Robert Henley

Personal information
- Born: 10 June 1851 Sherborne, Dorset, England
- Died: 21 March 1889 (aged 37) Ovington, Hampshire, England
- Relations: Anthony Henley (brother); Francis Henley (nephew);

Domestic team information
- 1875: Hampshire

Career statistics
| Competition | First-class |
| Matches | 1 |
| Runs scored | 14 |
| Batting average | 14.00 |
| 100s/50s | 0/0 |
| Top score | 14 |
| Balls bowled | 12 |
| Wickets | 0 |
| Bowling average | – |
| 5 wickets in innings | – |
| 10 wickets in match | – |
| Best bowling | – |
| Catches/stumpings | 0/– |
- Source: Cricinfo, 14 February 2010

= Robert Henley (cricketer) =

English cricketer

Robert Henley (10 June 1851 - 21 March 1889) was an English first-class cricketer and British Army officer.

The son of Cornish Henley, he was born at Sherborne in June 1851 and was educated there at Sherborne School.
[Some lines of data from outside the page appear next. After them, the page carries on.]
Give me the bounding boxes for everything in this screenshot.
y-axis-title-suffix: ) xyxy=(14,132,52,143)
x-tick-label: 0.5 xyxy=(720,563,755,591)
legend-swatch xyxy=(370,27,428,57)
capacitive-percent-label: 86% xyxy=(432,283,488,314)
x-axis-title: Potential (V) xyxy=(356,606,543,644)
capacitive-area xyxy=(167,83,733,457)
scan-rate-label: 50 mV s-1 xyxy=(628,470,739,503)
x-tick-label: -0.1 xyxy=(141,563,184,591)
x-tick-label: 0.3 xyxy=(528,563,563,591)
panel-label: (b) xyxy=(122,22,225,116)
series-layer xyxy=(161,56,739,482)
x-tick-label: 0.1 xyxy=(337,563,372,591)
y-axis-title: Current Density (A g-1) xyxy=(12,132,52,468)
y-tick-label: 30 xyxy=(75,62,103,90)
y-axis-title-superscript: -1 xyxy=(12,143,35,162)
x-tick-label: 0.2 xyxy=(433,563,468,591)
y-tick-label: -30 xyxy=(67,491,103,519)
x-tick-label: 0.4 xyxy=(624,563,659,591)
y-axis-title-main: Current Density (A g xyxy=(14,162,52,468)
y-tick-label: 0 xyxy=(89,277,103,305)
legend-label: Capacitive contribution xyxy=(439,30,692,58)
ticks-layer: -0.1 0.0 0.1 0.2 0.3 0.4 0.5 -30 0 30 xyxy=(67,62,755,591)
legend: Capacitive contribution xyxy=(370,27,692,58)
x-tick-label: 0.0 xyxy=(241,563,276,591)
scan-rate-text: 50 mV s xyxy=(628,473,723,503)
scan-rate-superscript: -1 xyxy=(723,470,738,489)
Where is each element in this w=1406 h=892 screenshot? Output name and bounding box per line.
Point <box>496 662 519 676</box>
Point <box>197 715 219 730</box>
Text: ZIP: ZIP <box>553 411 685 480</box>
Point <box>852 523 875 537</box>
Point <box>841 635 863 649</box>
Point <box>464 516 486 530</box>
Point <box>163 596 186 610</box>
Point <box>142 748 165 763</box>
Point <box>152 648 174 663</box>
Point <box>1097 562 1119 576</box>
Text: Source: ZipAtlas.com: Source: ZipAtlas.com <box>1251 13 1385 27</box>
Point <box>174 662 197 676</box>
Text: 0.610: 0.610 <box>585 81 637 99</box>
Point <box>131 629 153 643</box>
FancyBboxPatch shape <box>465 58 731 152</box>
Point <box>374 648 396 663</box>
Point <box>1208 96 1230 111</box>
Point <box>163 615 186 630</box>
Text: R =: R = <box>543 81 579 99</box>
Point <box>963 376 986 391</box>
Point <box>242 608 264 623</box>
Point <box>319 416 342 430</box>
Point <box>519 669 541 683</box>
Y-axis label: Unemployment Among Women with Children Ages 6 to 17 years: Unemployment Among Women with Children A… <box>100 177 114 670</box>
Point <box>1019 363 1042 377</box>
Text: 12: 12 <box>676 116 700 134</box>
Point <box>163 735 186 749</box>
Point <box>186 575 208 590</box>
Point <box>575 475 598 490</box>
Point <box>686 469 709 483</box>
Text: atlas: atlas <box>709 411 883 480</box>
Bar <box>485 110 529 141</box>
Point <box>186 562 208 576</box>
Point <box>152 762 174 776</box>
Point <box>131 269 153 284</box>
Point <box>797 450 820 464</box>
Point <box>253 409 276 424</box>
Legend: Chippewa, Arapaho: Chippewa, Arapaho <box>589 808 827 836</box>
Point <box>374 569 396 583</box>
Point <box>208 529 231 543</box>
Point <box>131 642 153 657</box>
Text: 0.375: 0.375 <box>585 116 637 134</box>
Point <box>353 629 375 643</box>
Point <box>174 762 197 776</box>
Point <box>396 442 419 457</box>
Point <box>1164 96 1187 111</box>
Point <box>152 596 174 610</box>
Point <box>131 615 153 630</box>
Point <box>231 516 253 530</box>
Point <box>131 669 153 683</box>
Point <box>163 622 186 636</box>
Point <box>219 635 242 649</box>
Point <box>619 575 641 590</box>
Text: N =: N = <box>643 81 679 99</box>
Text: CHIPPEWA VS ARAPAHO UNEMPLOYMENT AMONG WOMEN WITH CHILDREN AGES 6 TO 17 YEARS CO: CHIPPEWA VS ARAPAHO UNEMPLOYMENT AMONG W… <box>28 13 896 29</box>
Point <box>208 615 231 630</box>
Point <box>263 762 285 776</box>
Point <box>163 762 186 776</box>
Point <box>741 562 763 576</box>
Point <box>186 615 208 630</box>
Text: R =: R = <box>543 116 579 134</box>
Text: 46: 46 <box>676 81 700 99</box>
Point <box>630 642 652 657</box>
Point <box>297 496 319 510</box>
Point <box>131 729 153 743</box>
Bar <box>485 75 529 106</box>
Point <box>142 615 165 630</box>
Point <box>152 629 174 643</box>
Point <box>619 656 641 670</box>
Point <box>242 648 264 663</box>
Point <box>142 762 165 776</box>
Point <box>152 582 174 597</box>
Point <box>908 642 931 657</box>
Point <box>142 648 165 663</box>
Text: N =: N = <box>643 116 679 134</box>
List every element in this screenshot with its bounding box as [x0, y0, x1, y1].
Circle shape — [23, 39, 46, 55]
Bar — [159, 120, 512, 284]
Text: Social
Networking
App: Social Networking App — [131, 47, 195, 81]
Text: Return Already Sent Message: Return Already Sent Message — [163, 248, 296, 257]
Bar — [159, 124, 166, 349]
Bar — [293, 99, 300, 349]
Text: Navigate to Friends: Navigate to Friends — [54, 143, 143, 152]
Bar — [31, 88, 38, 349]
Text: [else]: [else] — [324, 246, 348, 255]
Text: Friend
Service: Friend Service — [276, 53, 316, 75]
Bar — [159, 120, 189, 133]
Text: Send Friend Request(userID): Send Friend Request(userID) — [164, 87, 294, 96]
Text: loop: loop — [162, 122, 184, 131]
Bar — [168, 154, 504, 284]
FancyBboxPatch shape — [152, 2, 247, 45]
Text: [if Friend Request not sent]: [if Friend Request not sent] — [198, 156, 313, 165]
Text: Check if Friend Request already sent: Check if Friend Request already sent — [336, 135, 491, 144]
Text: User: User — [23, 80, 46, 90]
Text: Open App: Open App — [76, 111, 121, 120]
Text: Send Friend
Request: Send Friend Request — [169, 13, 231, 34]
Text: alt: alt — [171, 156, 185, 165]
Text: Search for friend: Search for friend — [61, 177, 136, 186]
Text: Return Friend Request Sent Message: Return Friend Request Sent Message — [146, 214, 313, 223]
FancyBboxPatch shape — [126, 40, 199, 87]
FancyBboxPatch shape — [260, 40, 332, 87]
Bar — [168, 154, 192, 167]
Henley was commissioned into the British Army when he purchased the rank of ensign into the King's Royal Rifle Corps in May 1870, with promotion to lieutenant following in November 1871. While garrisoned at Winchester, he played first-class cricket for Hampshire in 1875, making a single appearance against Kent at Winchester. He was absent hurt in Hampshire's first innings, but did bat in their second innings where he scored 14 runs before being dismissed by George Remnant. He also bowled three overs in the Kent first innings, without taking a wicket. In the King's Royal Rifle Corps, he was promoted to captain in October 1880, before being promoted to major in June 1885. Henley died suddenly on 21 March 1889 at his residence in Ovington, Hampshire. His elder brother, Anthony, was also a first-class cricketer, as was his nephew Francis Henley.